Lung AssociationsOur failure to demonstrate any measurable change among participants relative to non-participants could be explained by several alternative hypotheses. First, the impact of health education programs may require a longer period to manifest itself (ie, the one year follow-up period was too short.) Nevertheless, experience with other kinds of educational interventions (eg, smoking cessation) suggests that impact decreases over time.

It is also possible that the duration of the interventions (a total of 12 and six hours for patients with severe and mild impairment, respectively) was too short to achieve the desired outcomes. Some Lung Associations offer on-going education and support group programs for COAD patients. These programs meet regularly on a continuing basis and therefore provide repetition and reinforcement to the learning process. Careful evaluation of this approach should be conducted to compare performance with short-term interventions.

Self-selection among participants may have biased our sample towards patients who were already at a high level of awareness with regard to health and who therefore had the least to gain from an educational intervention. This possibility is suggested by the fact that participants were less apt to smoke than nonparticipants. We were not able to assess whether nonparticipants would have benefited more from our intervention. However, the other evaluations we reference in our discussion were also subject to this source of potential bias.

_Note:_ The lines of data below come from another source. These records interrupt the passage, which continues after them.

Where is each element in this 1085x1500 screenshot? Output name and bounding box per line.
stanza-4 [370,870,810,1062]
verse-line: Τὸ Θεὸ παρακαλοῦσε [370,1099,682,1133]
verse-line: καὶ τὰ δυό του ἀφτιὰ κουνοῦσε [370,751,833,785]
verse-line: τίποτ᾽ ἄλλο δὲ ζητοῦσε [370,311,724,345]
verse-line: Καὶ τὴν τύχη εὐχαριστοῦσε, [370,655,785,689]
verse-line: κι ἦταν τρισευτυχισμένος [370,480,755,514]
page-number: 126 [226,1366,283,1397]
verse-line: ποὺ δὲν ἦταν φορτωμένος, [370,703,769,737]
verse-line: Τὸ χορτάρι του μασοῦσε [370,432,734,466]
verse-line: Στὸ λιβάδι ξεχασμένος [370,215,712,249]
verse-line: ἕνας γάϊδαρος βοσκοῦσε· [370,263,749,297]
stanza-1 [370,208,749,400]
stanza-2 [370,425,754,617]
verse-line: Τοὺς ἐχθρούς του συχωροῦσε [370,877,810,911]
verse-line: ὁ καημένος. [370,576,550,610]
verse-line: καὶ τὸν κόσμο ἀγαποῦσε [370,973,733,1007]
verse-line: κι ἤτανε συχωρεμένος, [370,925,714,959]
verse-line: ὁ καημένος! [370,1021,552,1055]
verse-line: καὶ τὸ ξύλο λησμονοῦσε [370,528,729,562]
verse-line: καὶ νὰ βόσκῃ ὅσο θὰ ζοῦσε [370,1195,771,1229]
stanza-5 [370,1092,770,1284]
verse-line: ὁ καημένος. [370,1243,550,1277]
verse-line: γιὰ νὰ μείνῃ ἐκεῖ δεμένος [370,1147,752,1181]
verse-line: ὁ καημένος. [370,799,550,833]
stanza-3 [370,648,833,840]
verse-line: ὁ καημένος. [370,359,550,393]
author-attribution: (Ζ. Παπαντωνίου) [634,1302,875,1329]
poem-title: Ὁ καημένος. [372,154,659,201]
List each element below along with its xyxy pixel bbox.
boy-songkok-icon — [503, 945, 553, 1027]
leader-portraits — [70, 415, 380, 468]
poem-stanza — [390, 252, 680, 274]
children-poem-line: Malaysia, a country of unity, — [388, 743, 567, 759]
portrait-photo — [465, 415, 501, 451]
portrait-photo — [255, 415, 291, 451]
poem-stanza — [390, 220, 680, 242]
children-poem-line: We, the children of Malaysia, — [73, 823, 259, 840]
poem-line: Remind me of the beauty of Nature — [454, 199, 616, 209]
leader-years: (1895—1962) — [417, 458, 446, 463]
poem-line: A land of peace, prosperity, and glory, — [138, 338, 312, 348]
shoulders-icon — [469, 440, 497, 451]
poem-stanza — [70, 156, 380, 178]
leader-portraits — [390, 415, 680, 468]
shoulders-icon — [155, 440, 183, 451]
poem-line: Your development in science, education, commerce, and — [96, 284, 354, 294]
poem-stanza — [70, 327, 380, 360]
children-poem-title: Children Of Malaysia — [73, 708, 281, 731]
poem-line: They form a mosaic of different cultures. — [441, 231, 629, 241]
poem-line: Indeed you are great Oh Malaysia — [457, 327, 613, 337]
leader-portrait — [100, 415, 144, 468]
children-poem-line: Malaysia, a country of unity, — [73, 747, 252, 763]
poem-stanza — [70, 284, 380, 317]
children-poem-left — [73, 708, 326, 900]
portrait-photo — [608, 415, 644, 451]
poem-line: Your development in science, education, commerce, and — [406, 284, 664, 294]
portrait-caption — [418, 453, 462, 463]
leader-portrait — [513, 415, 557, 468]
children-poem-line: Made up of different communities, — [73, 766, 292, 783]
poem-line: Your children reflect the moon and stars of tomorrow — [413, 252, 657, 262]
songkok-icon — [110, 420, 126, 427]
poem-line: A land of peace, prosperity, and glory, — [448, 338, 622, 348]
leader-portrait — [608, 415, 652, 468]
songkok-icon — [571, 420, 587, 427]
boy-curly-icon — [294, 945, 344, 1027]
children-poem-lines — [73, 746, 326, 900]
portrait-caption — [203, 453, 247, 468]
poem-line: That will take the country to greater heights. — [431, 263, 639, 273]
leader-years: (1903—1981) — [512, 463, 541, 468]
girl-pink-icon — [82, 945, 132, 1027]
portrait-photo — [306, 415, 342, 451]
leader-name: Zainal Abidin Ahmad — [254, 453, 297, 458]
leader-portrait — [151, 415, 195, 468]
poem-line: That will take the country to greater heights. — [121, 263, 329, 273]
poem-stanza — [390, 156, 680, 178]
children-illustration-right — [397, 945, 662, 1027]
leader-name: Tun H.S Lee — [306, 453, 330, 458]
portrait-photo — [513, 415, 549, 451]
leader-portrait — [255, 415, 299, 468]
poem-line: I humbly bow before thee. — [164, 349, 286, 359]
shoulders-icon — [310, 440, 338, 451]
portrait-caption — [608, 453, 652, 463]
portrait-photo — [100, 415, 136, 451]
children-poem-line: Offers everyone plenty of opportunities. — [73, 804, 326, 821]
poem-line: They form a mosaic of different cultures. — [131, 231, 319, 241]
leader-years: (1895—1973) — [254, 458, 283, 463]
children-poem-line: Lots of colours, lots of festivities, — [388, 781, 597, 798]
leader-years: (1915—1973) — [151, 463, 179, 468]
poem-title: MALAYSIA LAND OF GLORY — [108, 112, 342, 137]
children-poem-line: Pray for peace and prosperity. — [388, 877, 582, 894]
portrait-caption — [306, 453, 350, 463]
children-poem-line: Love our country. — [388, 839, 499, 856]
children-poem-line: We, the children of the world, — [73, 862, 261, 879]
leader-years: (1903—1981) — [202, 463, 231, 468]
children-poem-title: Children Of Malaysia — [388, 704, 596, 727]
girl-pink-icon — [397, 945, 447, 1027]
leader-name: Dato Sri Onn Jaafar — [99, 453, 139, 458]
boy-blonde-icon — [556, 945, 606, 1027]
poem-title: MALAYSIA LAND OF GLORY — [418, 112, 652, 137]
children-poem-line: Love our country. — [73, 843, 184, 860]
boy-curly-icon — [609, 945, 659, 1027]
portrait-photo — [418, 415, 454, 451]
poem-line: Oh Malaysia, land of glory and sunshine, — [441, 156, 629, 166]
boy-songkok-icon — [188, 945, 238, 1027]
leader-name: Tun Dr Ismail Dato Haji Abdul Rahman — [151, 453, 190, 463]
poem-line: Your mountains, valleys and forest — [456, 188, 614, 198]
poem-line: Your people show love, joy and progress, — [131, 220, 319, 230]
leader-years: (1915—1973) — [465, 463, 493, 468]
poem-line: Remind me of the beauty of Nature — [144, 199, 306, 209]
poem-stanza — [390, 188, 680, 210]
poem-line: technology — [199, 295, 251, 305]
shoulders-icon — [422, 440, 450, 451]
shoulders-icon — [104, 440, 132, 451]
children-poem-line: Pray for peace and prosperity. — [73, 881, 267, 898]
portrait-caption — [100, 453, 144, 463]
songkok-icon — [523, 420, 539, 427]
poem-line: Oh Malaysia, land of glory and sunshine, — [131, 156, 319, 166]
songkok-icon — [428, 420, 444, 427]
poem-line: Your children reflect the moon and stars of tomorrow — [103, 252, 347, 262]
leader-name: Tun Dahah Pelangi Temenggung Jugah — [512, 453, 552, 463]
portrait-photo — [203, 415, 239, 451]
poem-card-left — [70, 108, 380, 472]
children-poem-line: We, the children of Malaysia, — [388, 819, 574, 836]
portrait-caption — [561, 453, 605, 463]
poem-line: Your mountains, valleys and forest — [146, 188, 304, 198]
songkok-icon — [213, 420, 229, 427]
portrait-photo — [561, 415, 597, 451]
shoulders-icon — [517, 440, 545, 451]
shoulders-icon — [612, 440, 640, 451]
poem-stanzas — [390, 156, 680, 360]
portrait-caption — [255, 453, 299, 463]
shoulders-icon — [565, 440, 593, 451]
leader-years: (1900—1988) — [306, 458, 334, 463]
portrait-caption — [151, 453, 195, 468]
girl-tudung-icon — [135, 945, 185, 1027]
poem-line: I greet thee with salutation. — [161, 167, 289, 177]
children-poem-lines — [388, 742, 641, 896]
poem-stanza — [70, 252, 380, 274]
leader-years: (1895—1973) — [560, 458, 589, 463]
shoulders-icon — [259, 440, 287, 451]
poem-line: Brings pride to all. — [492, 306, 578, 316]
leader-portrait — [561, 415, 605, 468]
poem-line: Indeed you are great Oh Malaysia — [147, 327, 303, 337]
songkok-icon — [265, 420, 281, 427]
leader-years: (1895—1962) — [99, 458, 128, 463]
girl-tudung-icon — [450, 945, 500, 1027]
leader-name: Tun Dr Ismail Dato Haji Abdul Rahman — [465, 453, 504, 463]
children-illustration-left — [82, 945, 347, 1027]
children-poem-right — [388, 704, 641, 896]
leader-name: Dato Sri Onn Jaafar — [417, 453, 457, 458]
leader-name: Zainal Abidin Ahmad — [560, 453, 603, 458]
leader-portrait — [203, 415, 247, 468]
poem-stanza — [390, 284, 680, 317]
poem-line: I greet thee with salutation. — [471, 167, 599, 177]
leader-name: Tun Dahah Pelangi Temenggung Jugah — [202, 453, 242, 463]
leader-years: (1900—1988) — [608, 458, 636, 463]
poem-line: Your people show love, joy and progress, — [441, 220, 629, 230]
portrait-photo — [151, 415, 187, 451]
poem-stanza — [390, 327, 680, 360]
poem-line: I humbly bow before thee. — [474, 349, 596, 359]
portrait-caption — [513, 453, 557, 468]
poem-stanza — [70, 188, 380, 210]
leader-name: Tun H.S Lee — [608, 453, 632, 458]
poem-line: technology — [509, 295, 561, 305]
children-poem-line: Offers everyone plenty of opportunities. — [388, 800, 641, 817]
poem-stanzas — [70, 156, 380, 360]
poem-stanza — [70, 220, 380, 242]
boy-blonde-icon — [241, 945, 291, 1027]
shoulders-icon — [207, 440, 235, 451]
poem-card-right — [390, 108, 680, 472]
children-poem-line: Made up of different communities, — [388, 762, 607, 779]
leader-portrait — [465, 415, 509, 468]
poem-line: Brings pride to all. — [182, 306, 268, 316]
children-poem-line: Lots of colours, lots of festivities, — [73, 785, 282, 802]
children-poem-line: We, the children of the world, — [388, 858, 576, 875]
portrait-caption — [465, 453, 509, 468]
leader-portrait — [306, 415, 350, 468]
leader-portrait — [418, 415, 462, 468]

We have also considered the possibility that alternative outcome measures might have more appropriately tested our hypothesis. For example, indicators of health services utilization (hospitalization and emergency room visits), compliance with treatment regimens suggested by Canadian Health&Care Mall, days lost from work, or changes in smoking behavior could be used to assess the impact of interventions for COAD. Notwithstanding the technical difficulties of capturing these data in a community setting, further research using outcomes of this type would increase our knowledge of the efficacy of educational interventions.

It could be argued that our findings do not indicate that education programs provide no benefits, but only that our measures were too crude to detect these benefits. We would not debate this supposition. The fact that 84 percent of the patients entering our intervention programs completed them suggests that patients valued participation. Our purpose, however, was to compare education and rehabilitation programs in terms of comparable outcomes. Our conclusion, therefore, is not that education programs do not provide benefit but only that they do not provide the same benefits as comprehensive rehabilitation programs.

Finally, because COAD is a progressive disease, spontaneous remission of symptoms is not expected. A speculative explanation for the improvement among patients in our study is that both intervention and comparison groups benefited from the diagnosis of COAD made during the patient-locating phase of the program and were thus motivated to seek care and/or comply with therapeutic regimens prescribed by their physicians.

In light of our results, we conclude that community-based COAD education programs should be delivered in conjunction with a COAD rehabilitation program designed to increase exercise tolerance and an ongoing physician-patient relationship to manage COAD. We found no evidence that COAD education programs without physical rehabilitation (and associated clinical supervision) independently improve disease status, functional health, mental health, or life quality of COAD patients.